Dr. Michael W. DeGregorio, professor of oncology at the University of Texas, said that stomach and liver tumors "may result from long-term use of tamoxifen" as envisioned in the study. He added that "many tamoxifen-related side effects are associated with chronic dosing for more than six months," including such lesser effects as hot flashes and menstrual irregularities.

Dr. Peter Greenwald, director of the cancer institute's prevention and control division, agreed that the study was controversial because it involved giving tamoxifen, a widely used cancer drug, to healthy women in order to prevent the disease. But he said that any side effects would be closely monitored.

More than 26,000 women have volunteered to take a daily dosage at 270 medical sites in the United States and Canada, and more than 3,000 have begun doing so.

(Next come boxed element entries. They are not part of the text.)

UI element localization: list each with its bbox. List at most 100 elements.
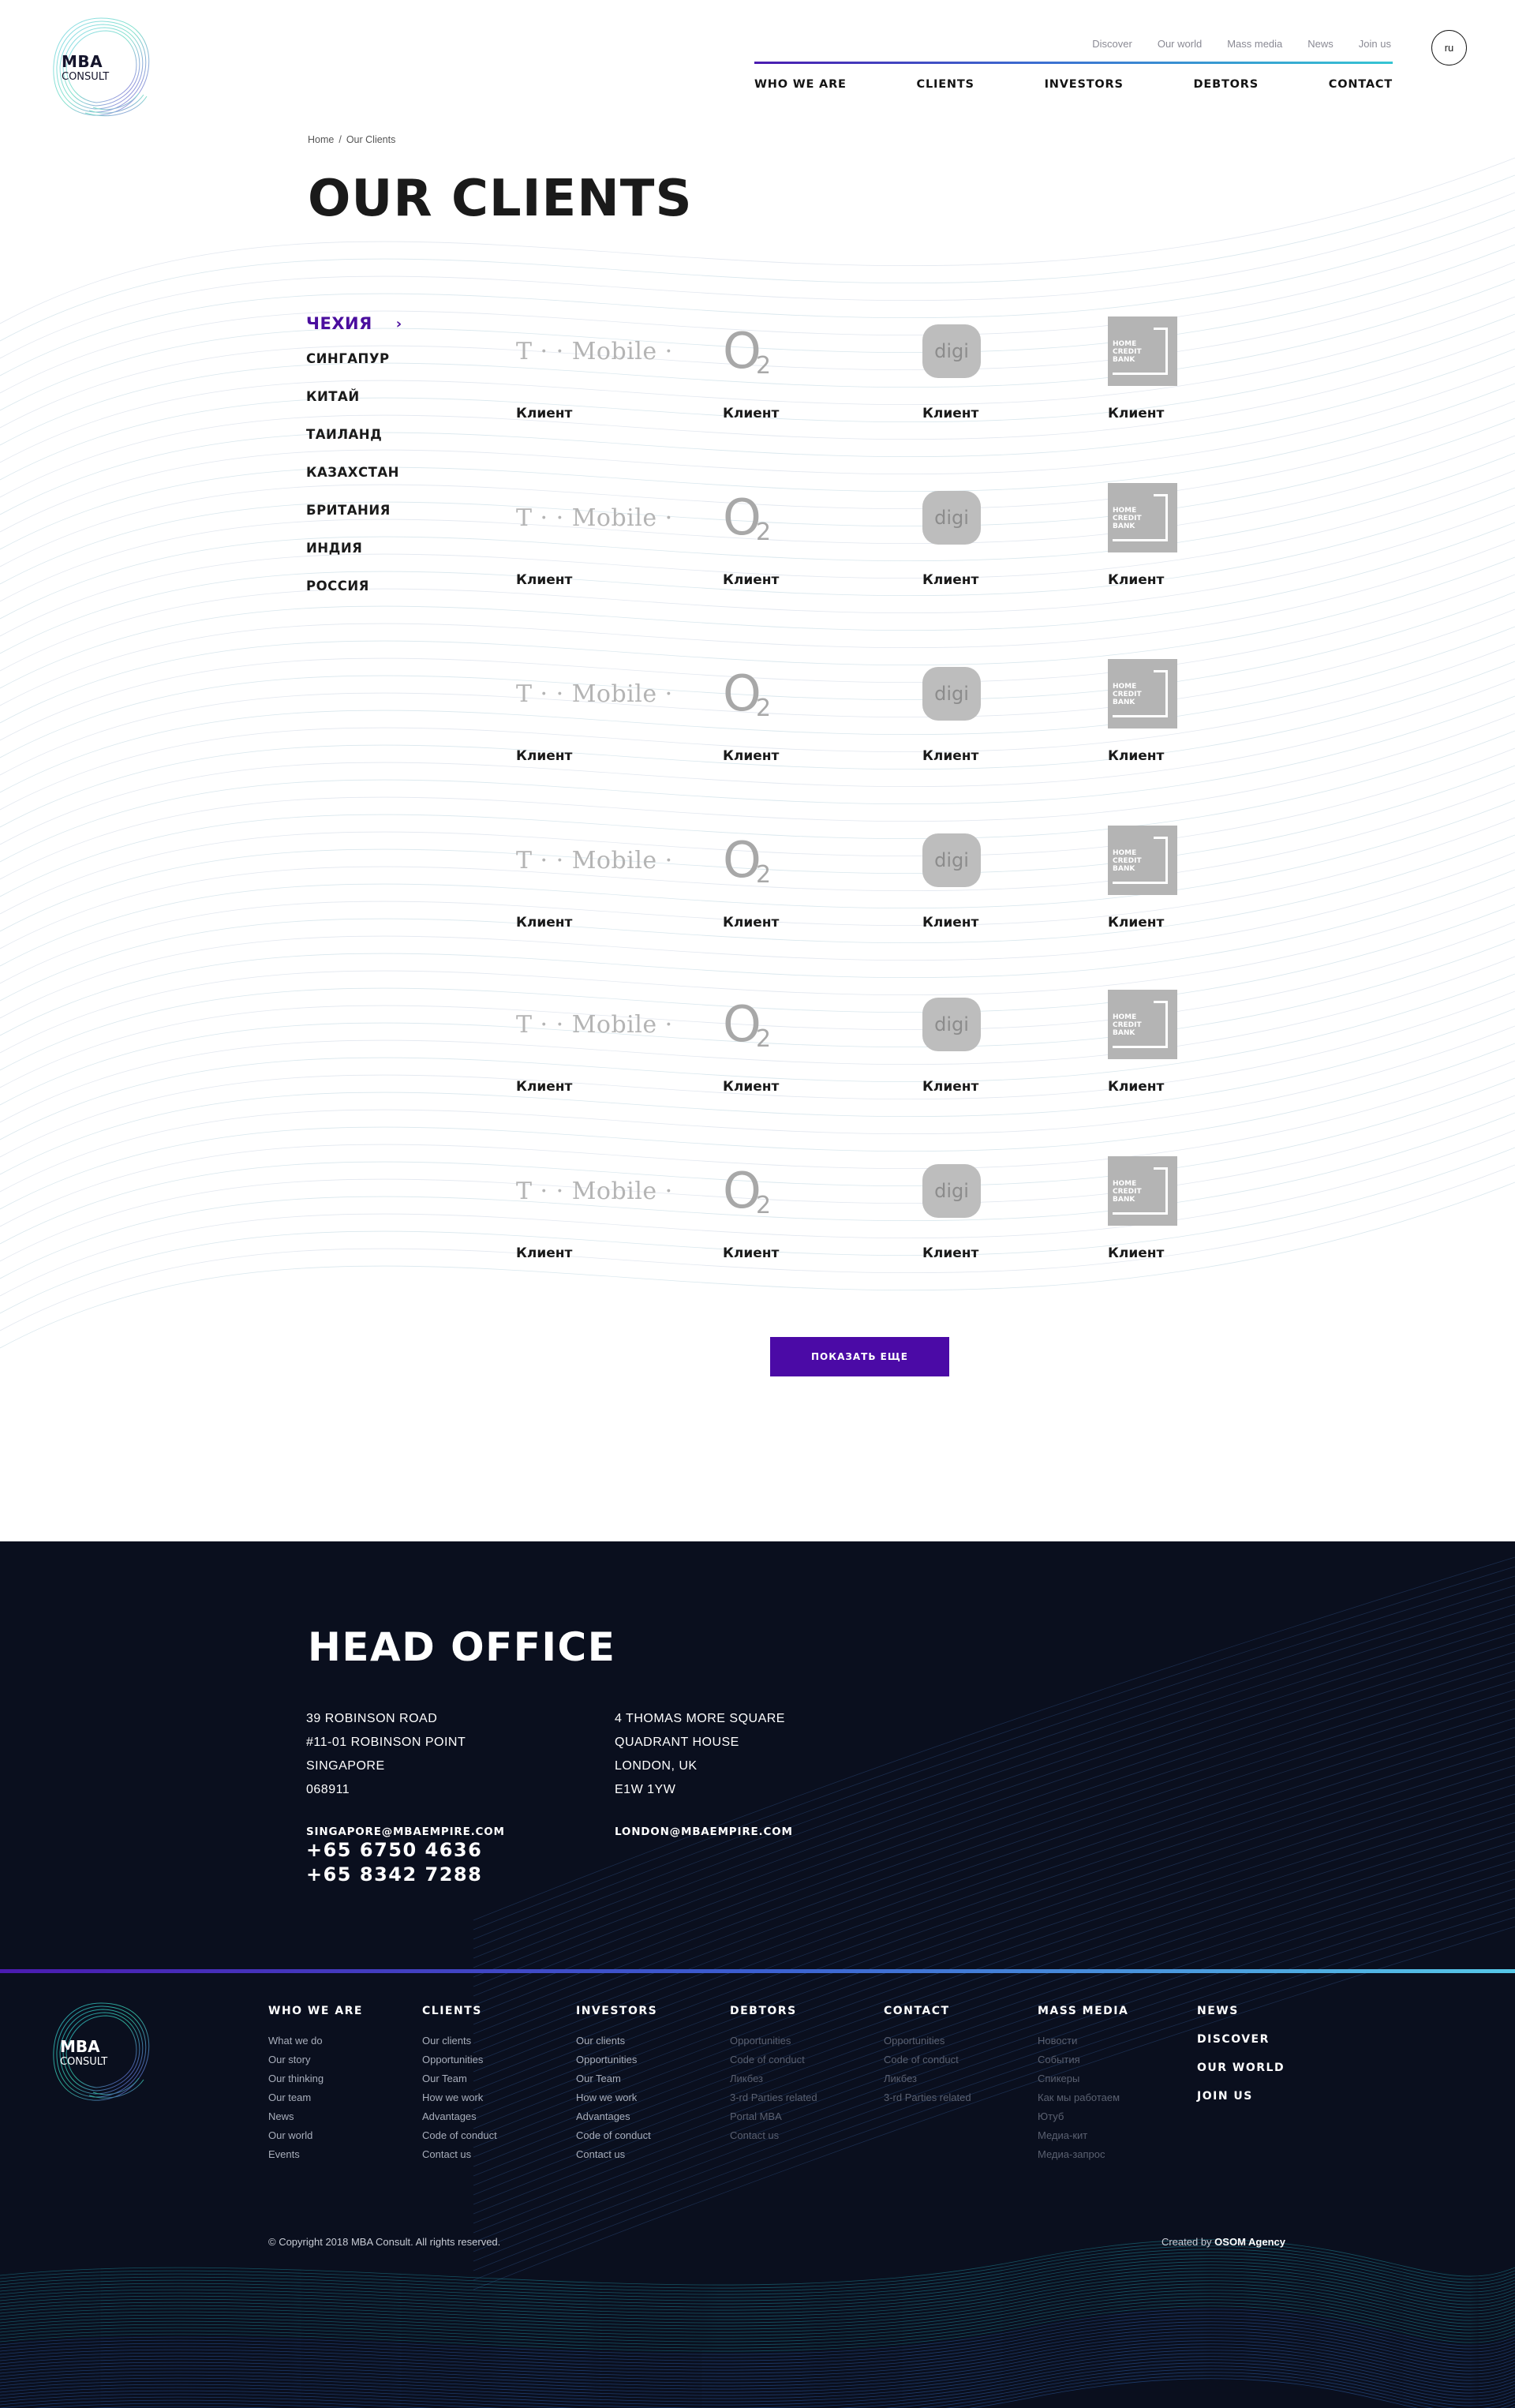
agency-link[interactable]: OSOM Agency	[1214, 2236, 1285, 2248]
language-switch-button[interactable]: ru	[1431, 30, 1467, 66]
footer-link[interactable]: Как мы работаем	[1038, 2090, 1128, 2109]
client-card[interactable]: O 2 Клиент	[723, 825, 881, 943]
footer-link[interactable]: Our thinking	[268, 2071, 363, 2090]
client-card[interactable]: digi Клиент	[922, 825, 1080, 943]
footer-column-title[interactable]: MASS MEDIA	[1038, 2005, 1128, 2033]
client-card[interactable]: HOME CREDIT BANK Клиент	[1108, 482, 1266, 601]
footer-link[interactable]: News	[268, 2109, 363, 2128]
client-card[interactable]: HOME CREDIT BANK Клиент	[1108, 316, 1266, 434]
breadcrumb-home[interactable]: Home	[308, 134, 334, 145]
footer-link-discover[interactable]: DISCOVER	[1197, 2033, 1285, 2062]
top-link-our-world[interactable]: Our world	[1158, 38, 1202, 50]
nav-clients[interactable]: CLIENTS	[917, 78, 974, 91]
footer-link-join-us[interactable]: JOIN US	[1197, 2090, 1285, 2118]
footer-link[interactable]: Events	[268, 2147, 363, 2166]
footer-link[interactable]: 3-rd Parties related	[730, 2090, 817, 2109]
country-item-kazakhstan[interactable]: КАЗАХСТАН	[306, 463, 402, 481]
footer-link[interactable]: Our clients	[576, 2033, 657, 2052]
client-card[interactable]: HOME CREDIT BANK Клиент	[1108, 989, 1266, 1107]
client-logo: O2	[723, 825, 881, 896]
footer-link-news[interactable]: NEWS	[1197, 2005, 1285, 2033]
footer-link[interactable]: Ютуб	[1038, 2109, 1128, 2128]
email-link[interactable]: LONDON@MBAEMPIRE.COM	[615, 1826, 793, 1838]
footer-link[interactable]: Our team	[268, 2090, 363, 2109]
top-link-join-us[interactable]: Join us	[1359, 38, 1391, 50]
o2-logo-icon: O2	[723, 666, 778, 723]
footer-link[interactable]: Opportunities	[422, 2052, 497, 2071]
nav-contact[interactable]: CONTACT	[1329, 78, 1393, 91]
top-link-discover[interactable]: Discover	[1092, 38, 1132, 50]
footer-link[interactable]: Contact us	[576, 2147, 657, 2166]
client-card[interactable]: T · · Mobile · Клиент	[516, 658, 674, 777]
footer-link[interactable]: Our Team	[576, 2071, 657, 2090]
footer-link[interactable]: Portal MBA	[730, 2109, 817, 2128]
footer-link[interactable]: Opportunities	[730, 2033, 817, 2052]
client-card[interactable]: O 2 Клиент	[723, 658, 881, 777]
footer-logo[interactable]: MBA CONSULT	[46, 1999, 156, 2106]
footer-link[interactable]: Code of conduct	[884, 2052, 971, 2071]
client-card[interactable]: T · · Mobile · Клиент	[516, 989, 674, 1107]
footer-link[interactable]: Code of conduct	[422, 2128, 497, 2147]
client-card[interactable]: HOME CREDIT BANK Клиент	[1108, 658, 1266, 777]
footer-link[interactable]: Медиа-кит	[1038, 2128, 1128, 2147]
client-card[interactable]: O 2 Клиент	[723, 316, 881, 434]
top-link-mass-media[interactable]: Mass media	[1227, 38, 1282, 50]
phone-link[interactable]: +65 6750 4636	[306, 1838, 505, 1863]
client-card[interactable]: T · · Mobile · Клиент	[516, 825, 674, 943]
footer-link[interactable]: Opportunities	[884, 2033, 971, 2052]
footer-link[interactable]: Our story	[268, 2052, 363, 2071]
footer-link[interactable]: Our clients	[422, 2033, 497, 2052]
footer-link[interactable]: Opportunities	[576, 2052, 657, 2071]
footer-link[interactable]: События	[1038, 2052, 1128, 2071]
hcb-line: BANK	[1113, 865, 1135, 873]
footer-link[interactable]: 3-rd Parties related	[884, 2090, 971, 2109]
phone-link[interactable]: +65 8342 7288	[306, 1863, 505, 1887]
footer-link[interactable]: Contact us	[730, 2128, 817, 2147]
footer-link[interactable]: Code of conduct	[730, 2052, 817, 2071]
footer-link[interactable]: Ликбез	[730, 2071, 817, 2090]
client-card[interactable]: digi Клиент	[922, 316, 1080, 434]
client-card[interactable]: O 2 Клиент	[723, 1155, 881, 1274]
logo[interactable]: MBA CONSULT	[46, 14, 156, 121]
footer-link[interactable]: Advantages	[576, 2109, 657, 2128]
client-card[interactable]: digi Клиент	[922, 482, 1080, 601]
footer-link-our-world[interactable]: OUR WORLD	[1197, 2062, 1285, 2090]
client-card[interactable]: T · · Mobile · Клиент	[516, 1155, 674, 1274]
footer-column-title[interactable]: DEBTORS	[730, 2005, 817, 2033]
footer-column-title[interactable]: WHO WE ARE	[268, 2005, 363, 2033]
footer-link[interactable]: Code of conduct	[576, 2128, 657, 2147]
client-card[interactable]: digi Клиент	[922, 989, 1080, 1107]
client-card[interactable]: T · · Mobile · Клиент	[516, 482, 674, 601]
footer-link[interactable]: Our Team	[422, 2071, 497, 2090]
copyright-text: © Copyright 2018 MBA Consult. All rights…	[268, 2236, 501, 2248]
nav-who-we-are[interactable]: WHO WE ARE	[754, 78, 847, 91]
footer-column-title[interactable]: CLIENTS	[422, 2005, 497, 2033]
client-card[interactable]: T · · Mobile · Клиент	[516, 316, 674, 434]
footer-link[interactable]: What we do	[268, 2033, 363, 2052]
nav-investors[interactable]: INVESTORS	[1045, 78, 1124, 91]
client-card[interactable]: digi Клиент	[922, 658, 1080, 777]
footer-logo-text-consult: CONSULT	[60, 2056, 108, 2068]
footer-column-title[interactable]: INVESTORS	[576, 2005, 657, 2033]
client-logo: O2	[723, 1155, 881, 1226]
nav-debtors[interactable]: DEBTORS	[1194, 78, 1259, 91]
client-card[interactable]: O 2 Клиент	[723, 482, 881, 601]
footer-link[interactable]: Ликбез	[884, 2071, 971, 2090]
client-card[interactable]: HOME CREDIT BANK Клиент	[1108, 1155, 1266, 1274]
o2-subscript: 2	[756, 519, 772, 546]
show-more-button[interactable]: ПОКАЗАТЬ ЕЩЕ	[770, 1337, 949, 1376]
footer-link[interactable]: Спикеры	[1038, 2071, 1128, 2090]
footer-link[interactable]: Our world	[268, 2128, 363, 2147]
email-link[interactable]: SINGAPORE@MBAEMPIRE.COM	[306, 1826, 505, 1838]
client-card[interactable]: O 2 Клиент	[723, 989, 881, 1107]
footer-link[interactable]: Contact us	[422, 2147, 497, 2166]
footer-link[interactable]: Advantages	[422, 2109, 497, 2128]
footer-link[interactable]: How we work	[576, 2090, 657, 2109]
footer-column-title[interactable]: CONTACT	[884, 2005, 971, 2033]
footer-link[interactable]: Медиа-запрос	[1038, 2147, 1128, 2166]
footer-link[interactable]: Новости	[1038, 2033, 1128, 2052]
footer-link[interactable]: How we work	[422, 2090, 497, 2109]
client-card[interactable]: HOME CREDIT BANK Клиент	[1108, 825, 1266, 943]
top-link-news[interactable]: News	[1307, 38, 1334, 50]
client-card[interactable]: digi Клиент	[922, 1155, 1080, 1274]
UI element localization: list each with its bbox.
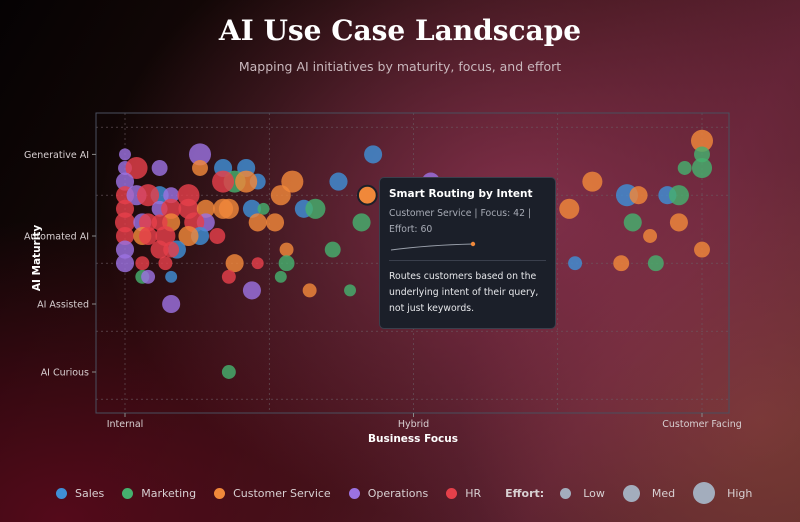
tooltip: Smart Routing by Intent Customer Service… bbox=[379, 177, 556, 329]
data-point[interactable] bbox=[691, 157, 713, 179]
data-point[interactable] bbox=[647, 255, 664, 272]
legend-item-marketing[interactable]: Marketing bbox=[122, 487, 196, 500]
data-point[interactable] bbox=[115, 254, 135, 273]
data-point[interactable] bbox=[278, 255, 295, 272]
data-point[interactable] bbox=[151, 160, 168, 176]
effort-size-swatch bbox=[693, 482, 716, 504]
data-point[interactable] bbox=[668, 185, 689, 206]
data-point[interactable] bbox=[235, 170, 258, 193]
data-point[interactable] bbox=[677, 161, 692, 175]
data-point[interactable] bbox=[582, 171, 603, 192]
data-point[interactable] bbox=[302, 283, 317, 298]
legend: Sales Marketing Customer Service Operations… bbox=[56, 482, 770, 504]
data-point[interactable] bbox=[158, 256, 173, 271]
data-point[interactable] bbox=[162, 294, 181, 314]
data-point[interactable] bbox=[559, 198, 580, 219]
data-point[interactable] bbox=[163, 241, 180, 258]
effort-legend-high: High bbox=[693, 482, 752, 504]
tooltip-meta: Customer Service | Focus: 42 | Effort: 6… bbox=[389, 208, 532, 235]
effort-label: Low bbox=[583, 486, 605, 500]
legend-label: Customer Service bbox=[233, 486, 331, 500]
legend-item-sales[interactable]: Sales bbox=[56, 487, 104, 500]
data-point[interactable] bbox=[221, 269, 236, 284]
x-axis-title: Business Focus bbox=[368, 433, 458, 445]
legend-item-hr[interactable]: HR bbox=[446, 487, 481, 500]
legend-swatch bbox=[122, 487, 134, 499]
y-tick-label: AI Assisted bbox=[37, 300, 89, 311]
data-point[interactable] bbox=[248, 213, 267, 232]
data-point[interactable] bbox=[324, 241, 341, 258]
effort-label: Med bbox=[651, 486, 676, 500]
data-point[interactable] bbox=[643, 229, 658, 243]
data-point[interactable] bbox=[209, 228, 226, 244]
data-point[interactable] bbox=[623, 213, 642, 232]
data-point[interactable] bbox=[274, 270, 287, 283]
x-tick-label: Internal bbox=[107, 419, 144, 430]
effort-size-swatch bbox=[622, 484, 640, 502]
data-point[interactable] bbox=[305, 198, 326, 219]
data-point[interactable] bbox=[257, 202, 270, 215]
legend-swatch bbox=[56, 487, 67, 499]
data-point[interactable] bbox=[279, 242, 294, 257]
data-point[interactable] bbox=[225, 254, 244, 273]
data-point[interactable] bbox=[141, 269, 156, 284]
data-point[interactable] bbox=[242, 281, 261, 300]
y-axis-title: AI Maturity bbox=[31, 225, 43, 292]
tooltip-sparkline bbox=[390, 241, 476, 251]
data-point[interactable] bbox=[251, 257, 264, 270]
legend-label: Sales bbox=[75, 486, 105, 500]
legend-swatch bbox=[348, 487, 360, 499]
y-tick-label: Generative AI bbox=[24, 150, 89, 161]
data-point[interactable] bbox=[119, 148, 131, 161]
legend-label: Marketing bbox=[141, 486, 197, 500]
data-point[interactable] bbox=[221, 365, 236, 379]
data-point[interactable] bbox=[265, 213, 285, 232]
data-point[interactable] bbox=[629, 186, 648, 205]
data-point[interactable] bbox=[135, 256, 150, 271]
effort-legend-med: Med bbox=[622, 484, 676, 502]
data-point[interactable] bbox=[329, 172, 348, 191]
data-point[interactable] bbox=[165, 270, 178, 283]
data-point[interactable] bbox=[669, 213, 688, 232]
tooltip-description: Routes customers based on the underlying… bbox=[389, 271, 539, 314]
data-point[interactable] bbox=[613, 255, 630, 272]
legend-swatch bbox=[446, 487, 458, 499]
tooltip-title: Smart Routing by Intent bbox=[389, 188, 533, 200]
effort-label: High bbox=[727, 486, 753, 500]
data-point[interactable] bbox=[352, 213, 371, 232]
data-point[interactable] bbox=[364, 145, 383, 164]
data-point[interactable] bbox=[192, 160, 208, 176]
legend-swatch bbox=[214, 487, 226, 499]
highlighted-point[interactable] bbox=[356, 184, 378, 206]
tooltip-divider bbox=[389, 260, 546, 261]
data-point[interactable] bbox=[212, 170, 235, 193]
data-point[interactable] bbox=[568, 256, 583, 271]
data-point[interactable] bbox=[218, 198, 239, 219]
data-point[interactable] bbox=[344, 284, 357, 297]
legend-item-customer-service[interactable]: Customer Service bbox=[214, 487, 331, 500]
effort-legend-low: Low bbox=[560, 487, 605, 500]
legend-item-operations[interactable]: Operations bbox=[348, 486, 429, 500]
legend-label: Operations bbox=[367, 486, 429, 500]
data-point[interactable] bbox=[694, 241, 710, 258]
y-tick-label: AI Curious bbox=[41, 368, 89, 379]
legend-label: HR bbox=[465, 486, 482, 500]
data-point[interactable] bbox=[270, 185, 291, 206]
x-tick-label: Hybrid bbox=[398, 419, 429, 430]
effort-legend-title: Effort: bbox=[505, 486, 545, 500]
effort-size-swatch bbox=[560, 487, 572, 499]
x-tick-label: Customer Facing bbox=[662, 419, 742, 430]
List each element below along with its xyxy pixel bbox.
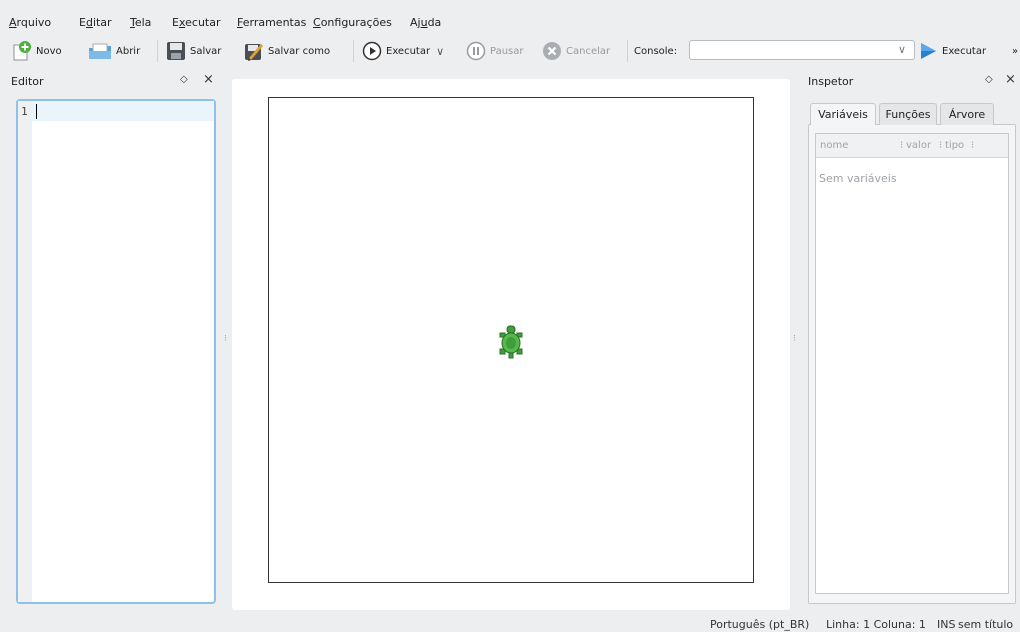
column-header-divider: ⁝ [900,140,904,151]
column-header-divider: ⁝ [939,140,943,151]
executar-console-button[interactable]: Executar [918,40,986,62]
menu-arquivo[interactable]: Arquivo [9,16,51,29]
column-header-tipo[interactable]: tipo [945,140,964,151]
menu-tela[interactable]: Tela [130,16,151,29]
console-label: Console: [634,45,678,57]
current-line-highlight [32,101,214,121]
float-icon[interactable]: ◇ [180,74,188,85]
new-file-icon [12,41,32,61]
close-icon[interactable]: × [203,72,214,87]
console-combobox[interactable]: ∨ [689,40,915,60]
status-filename: sem título [958,618,1014,631]
salvar-como-button[interactable]: Salvar como [244,40,330,62]
splitter-handle[interactable]: ⁝ [224,334,227,344]
novo-label: Novo [36,45,62,57]
status-cursor-position: Linha: 1 Coluna: 1 [826,618,926,631]
table-header: nome ⁝ valor ⁝ tipo ⁝ [816,134,1008,158]
salvar-como-label: Salvar como [268,45,331,57]
menu-configuracoes[interactable]: Configurações [313,16,392,29]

Dr. Greenwald said that 16,000 women selected as having a high risk of breast cancer would be divided randomly into two groups, one of which will be given 20 milligrams of tamoxifen daily. The other group will take a placebo, a pill with no medical value.

Neither the women nor the physicians will know who is taking which pill, a process known as double-blinding, authorities said.

Breast cancer, which will afflict one in every nine women, will be ++ diagnosed in an estimated 180,000 women in the United States this year and cause 46,000 deaths, Dr. Greenwald said.

Dr. Healy said that new approaches at preventing cancer are crucial because "breast cancer is the leading cancer risk for women -- it is an epidemic." She said that tamoxifen has been prescribed for cancer patients for more than 20 years "and there is evidence that women at risk can benefit from this trial."

Dr. Healy added that the drug holds the promise of preventing 30 percent to 40 percent of breast cancer cases.

But Dr. Adriane Fugh-Berman, medical adviser to the National Women's Health Network of Washington, was among those who felt "the risks of tamoxifen have not been adequately described," including such side effects as dizziness, headaches, nausea and depression.